First off, I don't think she failed me then, given that I was undiagnosed as a child, and still technically am. If anyone failed me, it was the dimwit doctors I was taken to. But I do feel she is failing me in the present by pushing ablelist BS on me instead of understanding that certain things just don't register or stick with me is not helping in the least. Am I wrong for feeling this way?
One of my other family members, while supportive and sympathetic of my situation, seems to act like I just want to act helpless and unable to do anything, which is not true. I want to work. I want my life back. But I can't have it. I can't do everything I want to do – not really. If I can do it, I don't do it particularly well, and if I can, I take way longer than most people. Hence, some just continually find fault with everything I do or don't do. And they wonder why it seems I don't want to try? Which isn't true, I just can't keep my mind on most things for very long.
Examples... At one time I wrote and recorded original songs. The one I feel is my best song has an outro solo for around two minutes or so. Looking back and thinking about other music I've heard (I love a great many genres), any musician worth their salt would lay the same solo down in five takes or less, maybe even the first. It took me forty-three. And it was mainly due to motor skill issues, as in my fingers were randomly doing something other than what I wanted to do. I could hear the notes I wanted to play, I could see where my fingers needed to go to produce them. But invariably, they would randomly fall somewhere else.

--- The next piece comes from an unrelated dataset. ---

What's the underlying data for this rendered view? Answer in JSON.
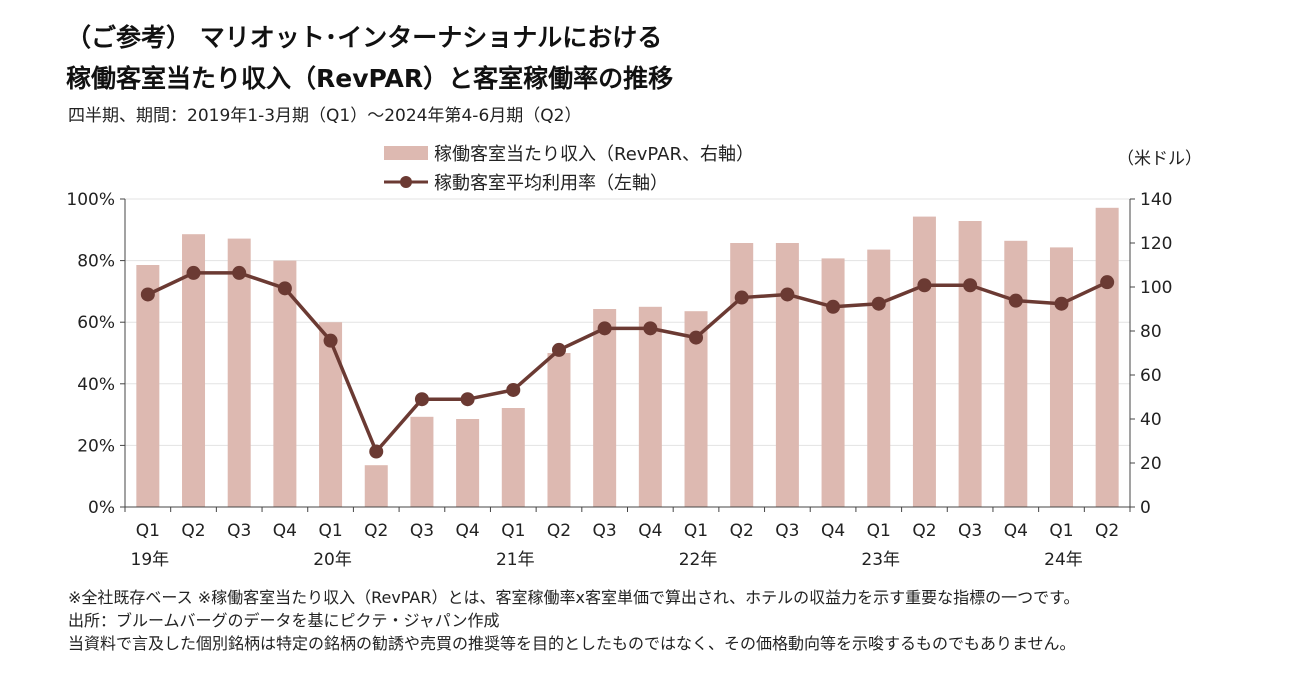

And it wasn't an isolated incident on a particularly difficult undertaking -- I spent over 70 hours on the track alone for another song. I have trouble even typing on the computer, prompting mild-to-moderately angry Tourette's-like outbursts after making the same mistake seven times straight. Minus the outbursts, I had the same issue in high school typing classes. I also have trouble with fumbling my keys, opening / closing doors, dropping my cell phone way more than most, etc.
And speaking of typing, another example – for a time I ran my own taxi service. Events that actually happened to me and other cabbies (we often sat around talking shop and trading war stories) inspired me to write a murder mystery novel. If memory serves, it would have been a three-hundred-thirty-page paperback, a rather lengthy project, but I think a neurotypical writer could have written it in around a year or two. It took me somewhere between six and eight years – I forget exactly when I started it.
Maybe ableism isn't really the right word here, but it seems like it, as I've said elsewhere that expecting too much from someone with ASD is just as bad, if not worse than presuming them helpless. Has anyone else found themselves being counterproductively gaslit like this from people they need as a support group?